Targeting LxCxE Cleft Pocket of Retinoblastoma Protein in Immunosuppressive Macrophages Inhibits Ovarian Cancer Progression

Abstract Ovarian cancer remains a major health threat with limited treatment options available. It is characterized by an immunosuppressive tumor microenvironment (TME) maintained by tumor-associated macrophages (TAM), hindering antitumor responses and immunotherapy efficacy.

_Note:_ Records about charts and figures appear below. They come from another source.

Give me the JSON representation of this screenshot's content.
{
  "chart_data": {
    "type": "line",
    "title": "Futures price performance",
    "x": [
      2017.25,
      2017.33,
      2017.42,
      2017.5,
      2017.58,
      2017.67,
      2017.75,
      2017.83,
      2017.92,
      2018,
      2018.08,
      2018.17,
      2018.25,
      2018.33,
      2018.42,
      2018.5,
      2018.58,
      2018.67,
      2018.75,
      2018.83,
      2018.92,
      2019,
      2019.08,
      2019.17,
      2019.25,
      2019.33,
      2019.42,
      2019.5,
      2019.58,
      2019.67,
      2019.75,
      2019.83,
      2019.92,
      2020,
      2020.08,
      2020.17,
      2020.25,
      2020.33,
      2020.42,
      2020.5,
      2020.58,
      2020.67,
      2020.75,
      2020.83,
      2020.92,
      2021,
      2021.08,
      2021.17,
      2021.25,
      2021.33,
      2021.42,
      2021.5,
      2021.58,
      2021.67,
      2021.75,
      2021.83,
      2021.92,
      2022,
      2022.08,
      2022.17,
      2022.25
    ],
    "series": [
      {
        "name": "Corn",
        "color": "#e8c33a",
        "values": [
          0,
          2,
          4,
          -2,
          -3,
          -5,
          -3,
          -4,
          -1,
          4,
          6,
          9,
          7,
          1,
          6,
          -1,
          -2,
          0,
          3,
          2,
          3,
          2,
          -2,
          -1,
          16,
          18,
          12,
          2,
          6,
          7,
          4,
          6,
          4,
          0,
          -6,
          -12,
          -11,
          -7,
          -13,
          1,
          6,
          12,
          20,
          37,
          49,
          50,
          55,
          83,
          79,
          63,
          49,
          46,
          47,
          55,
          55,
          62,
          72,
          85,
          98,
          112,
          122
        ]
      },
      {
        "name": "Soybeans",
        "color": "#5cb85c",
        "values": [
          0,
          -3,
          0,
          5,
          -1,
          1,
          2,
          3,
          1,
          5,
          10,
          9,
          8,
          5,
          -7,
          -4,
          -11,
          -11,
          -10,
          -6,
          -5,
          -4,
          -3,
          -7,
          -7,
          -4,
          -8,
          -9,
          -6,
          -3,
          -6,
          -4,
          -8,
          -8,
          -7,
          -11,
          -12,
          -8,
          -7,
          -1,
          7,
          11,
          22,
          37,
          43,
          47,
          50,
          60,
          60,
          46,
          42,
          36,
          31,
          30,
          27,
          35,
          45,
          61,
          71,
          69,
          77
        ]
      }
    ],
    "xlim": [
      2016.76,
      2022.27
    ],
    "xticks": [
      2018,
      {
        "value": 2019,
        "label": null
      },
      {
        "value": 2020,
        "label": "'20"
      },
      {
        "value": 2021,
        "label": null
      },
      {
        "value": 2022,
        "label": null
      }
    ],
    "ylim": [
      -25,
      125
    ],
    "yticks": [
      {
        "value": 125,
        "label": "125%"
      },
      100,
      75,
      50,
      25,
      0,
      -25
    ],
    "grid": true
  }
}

In this study, we showed that targeting retinoblastoma protein (Rb) by disruption of its LxCxE cleft pocket caused preferential cell death in Rbhigh M2-polarized or M2-like Rbhigh immunosuppressive TAMs by induction of endoplasmic reticulum stress, p53, and mitochondria-related cell death pathways. A reduction of protumor immunosuppressive macrophages from TME in vivo resulted in enhanced T-cell infiltration and T-cell antitumor response and inhibited cancer progression. We demonstrated increased Rb expression in TAMs in women with ovarian cancer, which was associated with poorer prognosis. Ex vivo, we showed analogous cell death induction by therapeutic Rb targeting in TAMs in post-surgery ascites from patients with ovarian cancer. Overall, our data identify the therapeutic targeting of the Rb LxCxE cleft pocket as a promising approach for ovarian cancer treatment through depletion of immunosuppressive Rbhigh TAMs and re-shaping of the TME immune landscape.